About 46 percent of all active foreclosures in Hawaii have owner mailing addresses that do not match the property address, which indicates they are rentals or vacation homes, Blomquist said. Nationwide, the percentage is only 30 percent, he said.

"The connection is that a lot of people with second homes or rentals in Hawaii are struggling with their own homes," Blomquist said.

Hawaii's trouble spots for March support this trend, he said.

Waikoloa, a luxury resort market on the Big Island, led the foreclosure rate across the isles during the first quarter, and Kailua-Kona had the highest number of foreclosures in March, Blomquist said

Some of Oahu's resort markets , especially on the west side where new inventory is growing, have begun to see dramatic price declines, said John Riggins, owner of John Riggins Real Estate. He's representing a Kapolei couple that must sell their home for less than they owe because the property value has dropped since they bought it for about $490,000 in 2006.

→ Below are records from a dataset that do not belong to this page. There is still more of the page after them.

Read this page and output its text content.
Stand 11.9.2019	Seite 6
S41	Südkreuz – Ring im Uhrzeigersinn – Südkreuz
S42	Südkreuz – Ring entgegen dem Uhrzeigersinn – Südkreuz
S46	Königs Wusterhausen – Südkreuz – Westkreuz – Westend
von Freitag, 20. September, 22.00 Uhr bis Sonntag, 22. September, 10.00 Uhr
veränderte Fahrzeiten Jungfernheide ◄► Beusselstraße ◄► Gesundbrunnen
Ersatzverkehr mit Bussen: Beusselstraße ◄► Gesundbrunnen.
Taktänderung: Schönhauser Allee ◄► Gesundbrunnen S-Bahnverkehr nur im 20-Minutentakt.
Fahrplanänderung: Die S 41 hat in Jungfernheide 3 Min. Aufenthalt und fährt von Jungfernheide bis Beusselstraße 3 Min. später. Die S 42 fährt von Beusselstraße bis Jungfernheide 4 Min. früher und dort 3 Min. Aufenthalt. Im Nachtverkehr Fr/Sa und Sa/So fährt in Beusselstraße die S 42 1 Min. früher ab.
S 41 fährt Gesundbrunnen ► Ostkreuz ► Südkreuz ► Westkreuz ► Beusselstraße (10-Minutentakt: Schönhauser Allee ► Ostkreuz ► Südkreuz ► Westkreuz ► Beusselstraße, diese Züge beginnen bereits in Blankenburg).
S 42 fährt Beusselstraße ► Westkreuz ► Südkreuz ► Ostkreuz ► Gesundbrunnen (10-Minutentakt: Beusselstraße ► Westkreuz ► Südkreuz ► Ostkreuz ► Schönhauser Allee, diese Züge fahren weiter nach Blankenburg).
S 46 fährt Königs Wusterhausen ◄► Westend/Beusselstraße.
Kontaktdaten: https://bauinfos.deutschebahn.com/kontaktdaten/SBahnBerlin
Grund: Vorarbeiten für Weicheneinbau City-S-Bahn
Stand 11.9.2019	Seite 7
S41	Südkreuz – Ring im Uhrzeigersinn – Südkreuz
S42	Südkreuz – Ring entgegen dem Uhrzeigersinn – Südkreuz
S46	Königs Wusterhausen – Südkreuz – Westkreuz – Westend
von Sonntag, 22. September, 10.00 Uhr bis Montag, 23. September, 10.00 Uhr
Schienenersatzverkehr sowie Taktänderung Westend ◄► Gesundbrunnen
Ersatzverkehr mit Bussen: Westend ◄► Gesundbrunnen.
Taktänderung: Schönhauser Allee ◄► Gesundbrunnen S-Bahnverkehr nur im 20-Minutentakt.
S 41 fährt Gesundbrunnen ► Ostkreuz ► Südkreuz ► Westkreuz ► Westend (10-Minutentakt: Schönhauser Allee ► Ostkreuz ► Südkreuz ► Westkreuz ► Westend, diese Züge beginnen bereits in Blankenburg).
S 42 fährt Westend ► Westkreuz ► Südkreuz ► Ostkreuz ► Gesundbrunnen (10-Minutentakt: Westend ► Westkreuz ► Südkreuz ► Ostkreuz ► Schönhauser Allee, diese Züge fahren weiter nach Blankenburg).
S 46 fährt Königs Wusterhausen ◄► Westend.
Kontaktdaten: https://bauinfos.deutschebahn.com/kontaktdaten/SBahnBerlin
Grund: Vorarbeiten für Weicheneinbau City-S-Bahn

"The last sale in their neighborhood was around $460,000," he said.

Kapolei led Oahu's neighborhoods for the highest rate of foreclosures for the quarter just ended, Blomquist said. And, nearby Ewa Beach recorded the highest number of foreclosures for the month.

Ko Olina also has seen foreclosure activity, short sales and price drops, Riggins said. For example, a single-family home in Ko Olina, which sold for $1.4 million in 2005, is due to close next month for $888,888, he said. Another nearby single-family home that fetched $1.3 million in 2005 sold for $985,000 in February.

"A large percent of these owners were from California, Nevada and Arizona where they have had some of the largest foreclosure rates," he said.

Foreclosure hurts Hawaii regardless if the homeowners are from the state or not, said Nani Medeiros, executive director of the nonprofit Housing Hawaii.

Foreclosures decrease Hawaii's property values, destroy neighborhoods and decrease the state's tax base, resulting in lost jobs and support services, Medeiros said.

Housing Hawaii projects the state will see 5,600 new foreclosures this year and that as many as 18,600 homes could be lost through foreclosure over the next four years, causing price declines for some 167,942 homes throughout the isles.

"The mainland's foreclosure cycle has been ongoing for about two years and we think that we are only seeing the start of it in Hawaii," said Medeiros, who has served as a housing and homeless adviser to Gov. Linda Lingle.